Adding the new disk to longhorn¶
I have added /mnt/disk2
on lab-worker2 and lab-worker3 node.
I have also disabled the control plane nodes and root disk on worker nodes, so the remaining disks available for scheduling are the ones I just added, giving me approx 160GB disk space to use.
Test PVC¶
Here is the condition since I have disabled all available nodes and disks except for the two newly added ones on lab-worker2 and lab-worker3.

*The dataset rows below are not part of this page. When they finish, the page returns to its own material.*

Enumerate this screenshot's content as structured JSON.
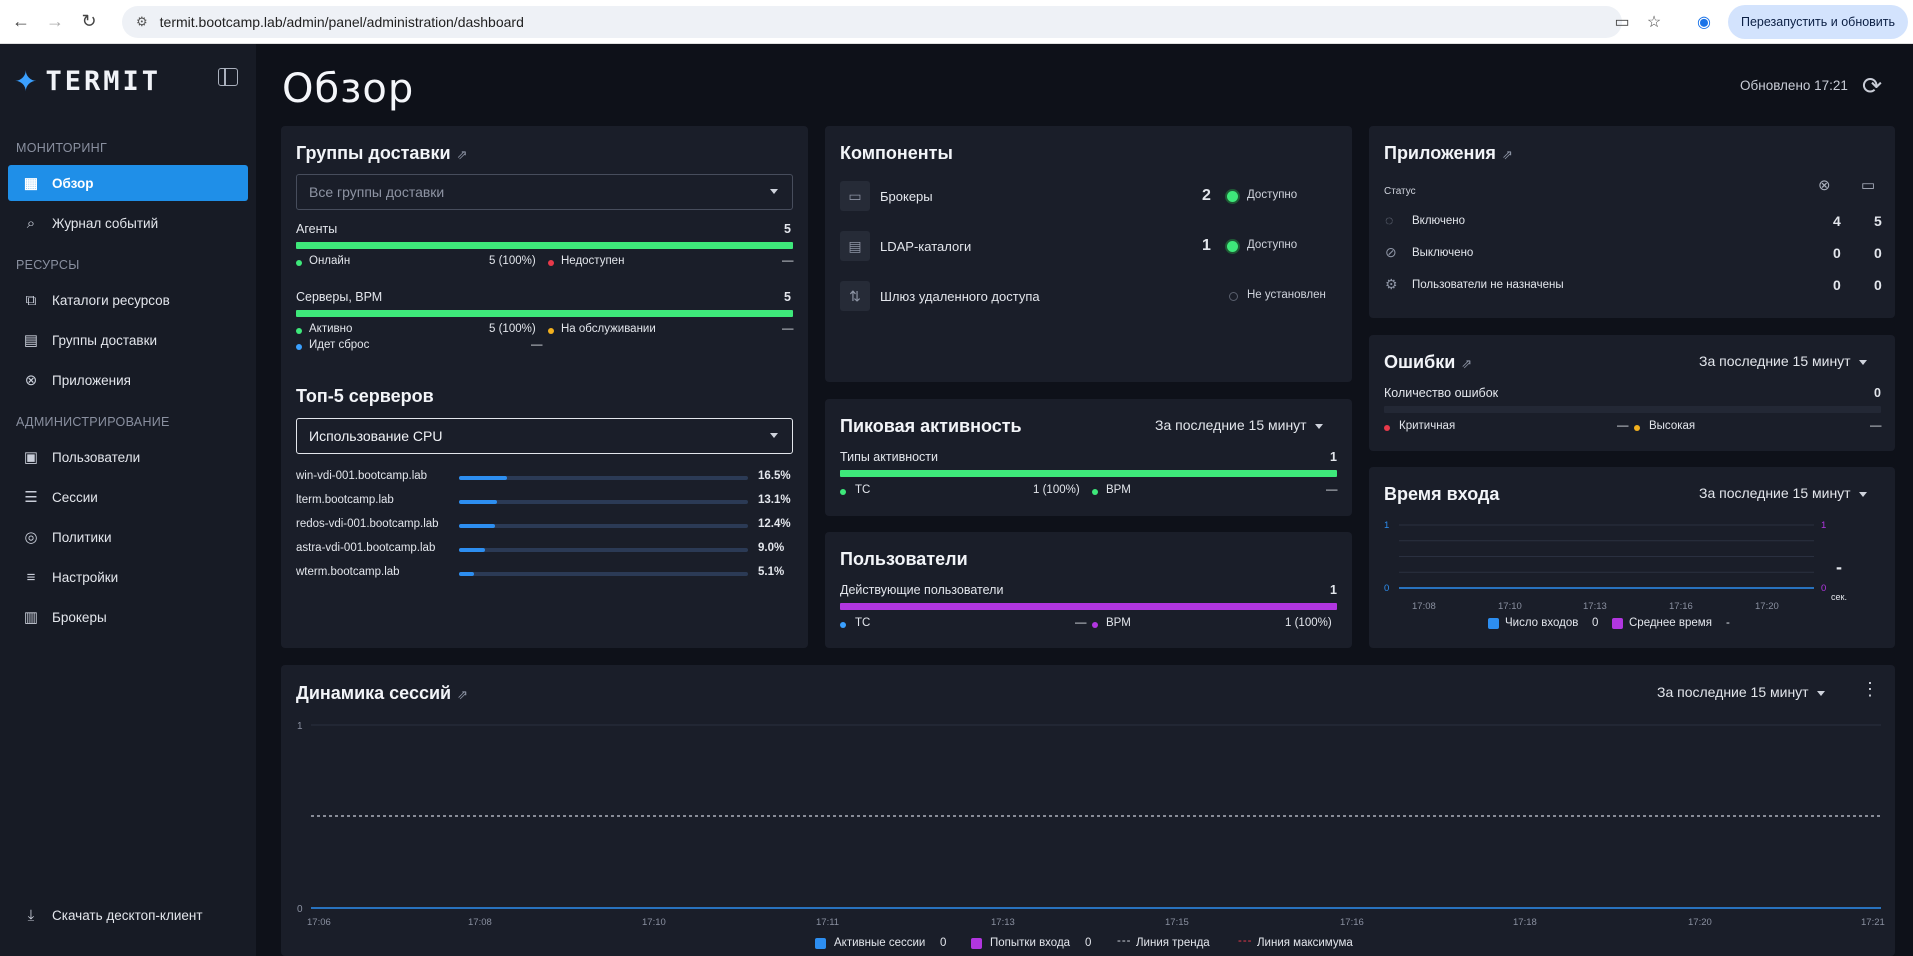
{
  "browser": {
    "url": "termit.bootcamp.lab/admin/panel/administration/dashboard",
    "relaunch_label": "Перезапустить и обновить"
  },
  "sidebar": {
    "logo": "TERMIT",
    "sections": {
      "monitoring": "МОНИТОРИНГ",
      "resources": "РЕСУРСЫ",
      "administration": "АДМИНИСТРИРОВАНИЕ"
    },
    "items": [
      {
        "label": "Обзор",
        "icon": "dashboard-icon"
      },
      {
        "label": "Журнал событий",
        "icon": "event-log-icon"
      },
      {
        "label": "Каталоги ресурсов",
        "icon": "resource-catalog-icon"
      },
      {
        "label": "Группы доставки",
        "icon": "delivery-groups-icon"
      },
      {
        "label": "Приложения",
        "icon": "applications-icon"
      },
      {
        "label": "Пользователи",
        "icon": "users-icon"
      },
      {
        "label": "Сессии",
        "icon": "sessions-icon"
      },
      {
        "label": "Политики",
        "icon": "policies-icon"
      },
      {
        "label": "Настройки",
        "icon": "settings-icon"
      },
      {
        "label": "Брокеры",
        "icon": "brokers-icon"
      }
    ],
    "download": "Скачать десктоп-клиент"
  },
  "header": {
    "title": "Обзор",
    "updated": "Обновлено 17:21"
  },
  "delivery_groups": {
    "title": "Группы доставки",
    "select": "Все группы доставки",
    "agents_label": "Агенты",
    "agents_count": "5",
    "online_label": "Онлайн",
    "online_value": "5 (100%)",
    "unavailable_label": "Недоступен",
    "unavailable_value": "—",
    "servers_label": "Серверы, ВРМ",
    "servers_count": "5",
    "active_label": "Активно",
    "active_value": "5 (100%)",
    "maintenance_label": "На обслуживании",
    "maintenance_value": "—",
    "reset_label": "Идет сброс",
    "reset_value": "—",
    "top_title": "Топ-5 серверов",
    "top_select": "Использование CPU",
    "servers": [
      {
        "name": "win-vdi-001.bootcamp.lab",
        "value": "16.5%",
        "pct": 16.5
      },
      {
        "name": "lterm.bootcamp.lab",
        "value": "13.1%",
        "pct": 13.1
      },
      {
        "name": "redos-vdi-001.bootcamp.lab",
        "value": "12.4%",
        "pct": 12.4
      },
      {
        "name": "astra-vdi-001.bootcamp.lab",
        "value": "9.0%",
        "pct": 9.0
      },
      {
        "name": "wterm.bootcamp.lab",
        "value": "5.1%",
        "pct": 5.1
      }
    ]
  },
  "components": {
    "title": "Компоненты",
    "items": [
      {
        "label": "Брокеры",
        "count": "2",
        "status": "Доступно",
        "color": "#3ee87a"
      },
      {
        "label": "LDAP-каталоги",
        "count": "1",
        "status": "Доступно",
        "color": "#3ee87a"
      },
      {
        "label": "Шлюз удаленного доступа",
        "count": "",
        "status": "Не установлен",
        "color": "#3a3f4b"
      }
    ]
  },
  "peak": {
    "title": "Пиковая активность",
    "period": "За последние 15 минут",
    "types_label": "Типы активности",
    "types_count": "1",
    "tc_label": "ТС",
    "tc_value": "1 (100%)",
    "vrm_label": "ВРМ",
    "vrm_value": "—"
  },
  "users": {
    "title": "Пользователи",
    "active_label": "Действующие пользователи",
    "active_count": "1",
    "tc_label": "ТС",
    "tc_value": "—",
    "vrm_label": "ВРМ",
    "vrm_value": "1 (100%)"
  },
  "apps": {
    "title": "Приложения",
    "status_label": "Статус",
    "rows": [
      {
        "label": "Включено",
        "a": "4",
        "b": "5"
      },
      {
        "label": "Выключено",
        "a": "0",
        "b": "0"
      },
      {
        "label": "Пользователи не назначены",
        "a": "0",
        "b": "0"
      }
    ]
  },
  "errors": {
    "title": "Ошибки",
    "period": "За последние 15 минут",
    "count_label": "Количество ошибок",
    "count_value": "0",
    "critical_label": "Критичная",
    "critical_value": "—",
    "high_label": "Высокая",
    "high_value": "—"
  },
  "login_time": {
    "title": "Время входа",
    "period": "За последние 15 минут",
    "y_left": [
      "1",
      "0"
    ],
    "y_right": [
      "1",
      "0"
    ],
    "x_ticks": [
      "17:08",
      "17:10",
      "17:13",
      "17:16",
      "17:20"
    ],
    "side_value": "-",
    "side_unit": "сек.",
    "legend_count_label": "Число входов",
    "legend_count_value": "0",
    "legend_avg_label": "Среднее время",
    "legend_avg_value": "-"
  },
  "sessions": {
    "title": "Динамика сессий",
    "period": "За последние 15 минут",
    "y_ticks": [
      "1",
      "0"
    ],
    "x_ticks": [
      "17:06",
      "17:08",
      "17:10",
      "17:11",
      "17:13",
      "17:15",
      "17:16",
      "17:18",
      "17:20",
      "17:21"
    ],
    "legend_active_label": "Активные сессии",
    "legend_active_value": "0",
    "legend_attempts_label": "Попытки входа",
    "legend_attempts_value": "0",
    "legend_trend_label": "Линия тренда",
    "legend_max_label": "Линия максимума"
  },
  "colors": {
    "accent": "#1f8fe8",
    "green": "#3ee87a",
    "purple": "#b136e0",
    "red": "#e8394a",
    "yellow": "#f2b01e",
    "blue_dot": "#3aa0ff"
  }
}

- there are 156 Gi schedulable storage
- there are 2 nodes with schedulable storage
This is my test deployment, service, and persistent volume claim, pvc:
- service to access nginx
- deploy 1 replica of nginx
- mount longhorn volume at /usr/share/nginx/html
- recreate strategy type set so that whenever this deployment needs to restart, there will be downtime and a time when the available pod is zero
- pvc requesting 1Gi from "longhorn" storageclass
Once this is pushed and reconciliated by fluxcd, the persistent volume is created for the pvc requested. The pod was created on lab-worker2 and so is the volume. This is due to the data locality option set in the helm values file used to install longhorn.
$ kubectl -n longhorn-system get pods -o wide | grep test
my-longhorn-test-676d6b57dc-gzqtc 1/1 Running 0 3m40s 10.0.3.202 lab-worker2 <none> <none>
When I add nodeSelector to choose lab-worker1 to the deployment, the pod running on lab-worker2 gets destroyed, the pvc stays, the new pod gets created on lab-worker1, and the same pvc attaches to the pod now running on lab-worker1.
I was able to edit the file on the pod when running on lab-worker2, and then on lab-worker1 as well. Below is the curl command output.
# edit /usr/share/nginx/html/index.html on the pod running on lab-worker2
$ kubectl exec deploy/tools -n testbed -- curl http://longhorn-test.longhorn-system.svc.lab.blink-1x52.net
% Total % Received % Xferd Average Speed Time Time Time Current
Dload Upload Total Spent Left Speed
100 50 100 50 0 0 21758 0 --:--:-- --:--:-- --:--:-- 50000
<html>
<body>
<h1>hi, world.</h1>
</body>
</html>
# nodeSelector lab-worker1 added to the deployment, pod gets re-created
# edit /usr/share/nginx/html/index.html on the pod running on lab-worker1
$ kubectl exec deploy/tools -n testbed -- curl http://longhorn-test.longhorn-system.svc.lab.blink-1x52.net
% Total % Received % Xferd Average Speed Time Time Time Current
Dload Upload Total Spent Left Speed
100 76 100 76 0 0 30170 0 --:--:-- --:--:-- --:--:-- 38000
<html>
<body>
<h1>hi, world.</h1>
<h2>hi, world at h2.</h2>
</body>
</html>
Captures below are for the volume when the pod was running on lab-worker2, and then on lab-worker1 showing warnings on the data locality but functional.
Closing¶
All looks good! Next up, I will be adding monitoring service which will definitely require disks to store data, and then setup S3 service and logging system which will use the S3 storage service to store log data.